AMD released Threadripper CPUs in 2017, built on the same 14nm Zen architecture as Ryzen, but with up to 16 cores and 32 threads. Threadripper was widely believed to have pushed Intel to respond with the release of enthusiast-class Skylake-X chips with up to 18 cores. AMD also released Epyc-branded server chips with up to 32 cores.
This week at Computex 2018, Intel showed off a 28-core CPU intended for enthusiasts and high end desktop users. While the part was overclocked to 5 GHz, it required a one-horsepower water chiller to do so. The demonstration seemed to be timed to steal the thunder from AMD's own news.
Now, AMD has announced two Threadripper 2 CPUs: one with 24 cores, and another with 32 cores. They use the "12nm LP" GlobalFoundries process instead of "14nm", which could improve performance, but are currently clocked lower than previous Threadripper parts. The TDP has been pushed up to 250 W from the 180 W TDP of Threadripper 1950X. Although these new chips match the core counts of top Epyc CPUs, there are some differences:
At the AMD press event at Computex, it was revealed that these new processors would have up to 32 cores in total, mirroring the 32-core versions of EPYC. On EPYC, those processors have four active dies, with eight active cores on each die (four for each CCX). On EPYC however, there are eight memory channels, and AMD's X399 platform only has support for four channels. For the first generation this meant that each of the two active die would have two memory channels attached – in the second generation Threadripper this is still the case: the two now 'active' parts of the chip do not have direct memory access.
This also means that the number of PCIe lanes remains at 64 for Threadripper 2, rather than the 128 of Epyc.
Threadripper 1 had a "game mode" that disabled one of the two active dies, so it will be interesting to see if users of the new chips will be forced to disable even more cores in some scenarios.
(Score: 0) by Anonymous Coward on Friday June 08 2018, @03:07PM (1 child)
Why not use OpenCL to run it on a GPU?
(Score: 2) by DannyB on Monday June 11 2018, @02:27PM
So many things to do, so little time. I'm sure you know the story.
The project is written in Java. There are two (that I know of) projects for Java to support OpenCL in Java. I have looked into it. It is a higher bar to jump over. I might try it with a small project first. It's a matter of time and energy to do it. I'm interested in trying it.

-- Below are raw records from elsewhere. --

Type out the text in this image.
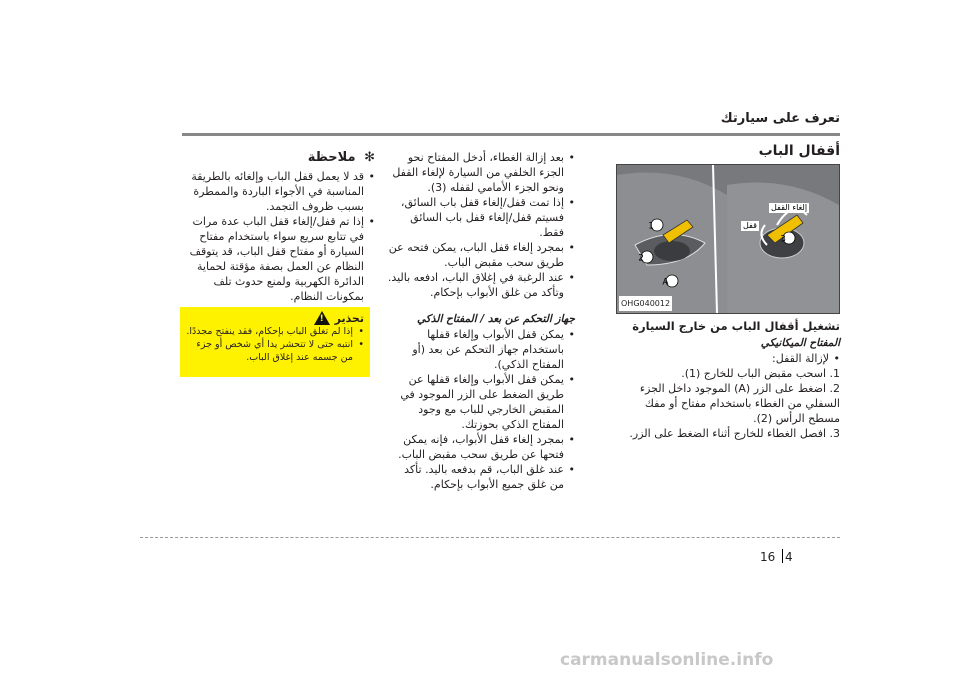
تعرف على سيارتك
أقفال الباب
1
2
3
A
قفل
إلغاء القفل
OHG040012
تشغيل أقفال الباب من خارج السيارة
المفتاح الميكانيكي

• لإزالة القفل:

1. اسحب مقبض الباب للخارج (1).

2. اضغط على الزر (A) الموجود داخل الجزء السفلي من الغطاء باستخدام مفتاح أو مفك مسطح الرأس (2).

3. افصل الغطاء للخارج أثناء الضغط على الزر.

• بعد إزالة الغطاء، أدخل المفتاح نحو الجزء الخلفي من السيارة لإلغاء القفل ونحو الجزء الأمامي لقفله (3).

• إذا تمت قفل/إلغاء قفل باب السائق، فسيتم قفل/إلغاء قفل باب السائق فقط.

• بمجرد إلغاء قفل الباب، يمكن فتحه عن طريق سحب مقبض الباب.

• عند الرغبة في إغلاق الباب، ادفعه باليد. وتأكد من غلق الأبواب بإحكام.

جهاز التحكم عن بعد / المفتاح الذكي

• يمكن قفل الأبواب وإلغاء قفلها باستخدام جهاز التحكم عن بعد (أو المفتاح الذكي).

• يمكن قفل الأبواب وإلغاء قفلها عن طريق الضغط على الزر الموجود في المقبض الخارجي للباب مع وجود المفتاح الذكي بحوزتك.

• بمجرد إلغاء قفل الأبواب، فإنه يمكن فتحها عن طريق سحب مقبض الباب.

• عند غلق الباب، قم بدفعه باليد. تأكد من غلق جميع الأبواب بإحكام.

✻ ملاحظة

• قد لا يعمل قفل الباب وإلغائه بالطريقة المناسبة في الأجواء الباردة والممطرة بسبب ظروف التجمد.

• إذا تم قفل/إلغاء قفل الباب عدة مرات في تتابع سريع سواء باستخدام مفتاح السيارة أو مفتاح قفل الباب، قد يتوقف النظام عن العمل بصفة مؤقتة لحماية الدائرة الكهربية ولمنع حدوث تلف بمكونات النظام.

تحذير
!

• إذا لم تغلق الباب بإحكام، فقد ينفتح مجددًا.

• انتبه حتى لا تتحشر يدا أي شخص أو جزء من جسمه عند إغلاق الباب.

4
16
carmanualsonline.info
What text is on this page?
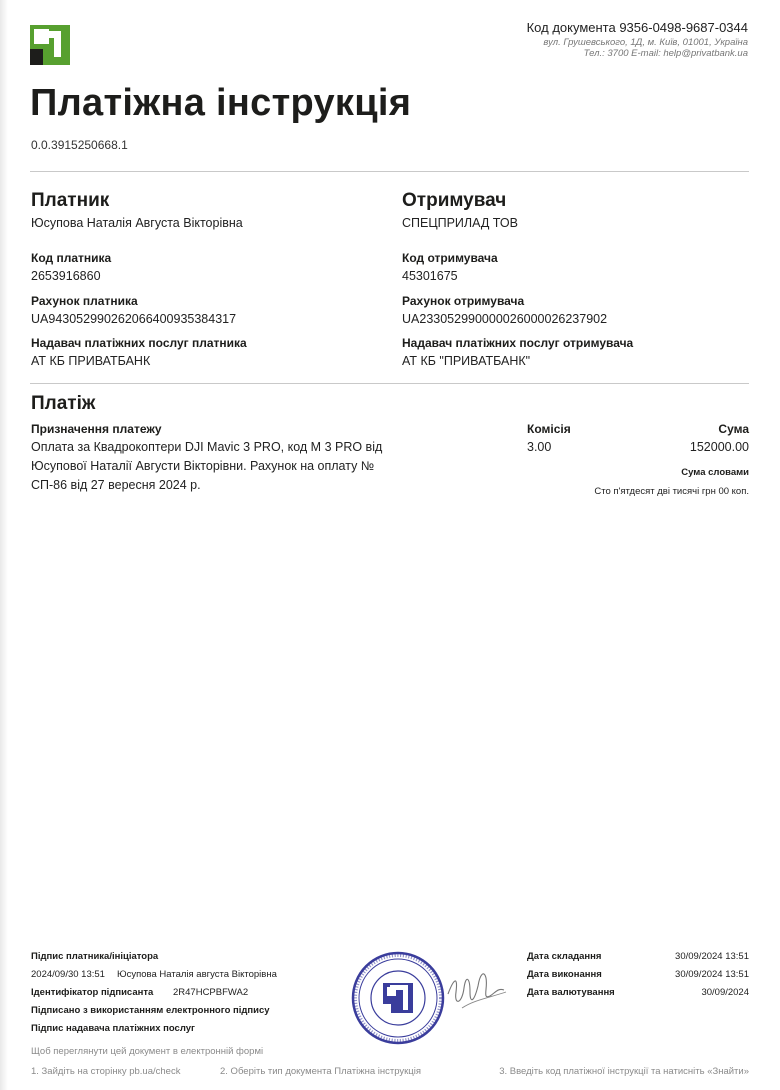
Код документа 9356-0498-9687-0344
вул. Грушевського, 1Д, м. Київ, 01001, Україна
Тел.: 3700 E-mail: help@privatbank.ua
Платіжна інструкція
0.0.3915250668.1
Платник
Юсупова Наталія Августа Вікторівна
Код платника
2653916860
Рахунок платника
UA943052990262066400935384317
Надавач платіжних послуг платника
АТ КБ ПРИВАТБАНК
Отримувач
СПЕЦПРИЛАД ТОВ
Код отримувача
45301675
Рахунок отримувача
UA233052990000026000026237902
Надавач платіжних послуг отримувача
АТ КБ "ПРИВАТБАНК"
Платіж
Призначення платежу
Оплата за Квадрокоптери DJI Mavic 3 PRO, код М 3 PRO від Юсупової Наталії Августи Вікторівни. Рахунок на оплату № СП-86 від 27 вересня 2024 р.
Комісія
3.00
Сума
152000.00
Сума словами
Сто п'ятдесят дві тисячі грн 00 коп.
Підпис платника/ініціатора
2024/09/30 13:51 Юсупова Наталія августа Вікторівна
Ідентифікатор підписанта 2R47HCPBFWA2
Підписано з використанням електронного підпису
Підпис надавача платіжних послуг
Дата складання	30/09/2024 13:51
Дата виконання	30/09/2024 13:51
Дата валютування	30/09/2024
Щоб переглянути цей документ в електронній формі
1. Зайдіть на сторінку pb.ua/check	2. Оберіть тип документа Платіжна інструкція	3. Введіть код платіжної інструкції та натисніть «Знайти»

I have to write a C kernel, and there are examples, and have that code available as a "string". (Eg, baked into the code, retrieved from a configuration file, database, etc.) I have to think about the problem very differently to organize it for OpenCL. It is a very different programming model than conventional CPUs. Basically OpenCL is parallelism at a far finer grained approach than the "work units" I described. The work done my my "work units", and thus the code, could be arbitrarily complex. As long as work units are all independent of one another. The very same code to do the work, works on a single cpu core, or multiple cores, if you have them. With OpenCL, I need to have two sets of code to maintain. The OpenCL version, and at least a single-core version for when OpenCL is not available on a given runtime. (Remember, my Java program, the binary, runs on any machine, even ones not invented yet.)
Thus, there is a philosophical issue. What I would rather see is More Cores Please. Conventional cores. Conventional architecture programming. It seems that if you had several hundred cores that were more general purpose rather than specialized for graphics, this would STILL benefits graphics. But in a much more general way.
Let me give an example of a problem that would require serious thinking for OpenCL. A Mandelbrot set explorer. My current Mandelbrot set explorer (in Java) uses arbitrary precision. Thus it does not "peter out" once you dive deep enough to exhaust the precision of a double (eg, 64 bit float). By allowing arbitrary precision math, you can dive deeper and deeper. A Mandelbrot explorer is another embarrassingly parallel problem. "Work units" could even be distributed out to other computers on a network. You just need to launch a JAR file on each node. (And those nodes don't even have to be the same CPU architecture or OS.) In a single kernel in OpenCL, I would need to be able to iterate X number of times on a pixel, using arbitrary precision math, within the bounds of how kernels work. Multiple parameters, each parameter being a buffer (an array) where different concurrent kernels operate on different elements in the parameter buffers.
It seems that with all the silicon we have now, maybe it's time to start building larger numbers of general purpose cores. This would much more rapidly produce benefits in far more every day applications than Open CL. IMO.
Don't put a mindless tool of corporations in the white house; vote ChatGPT for 2024!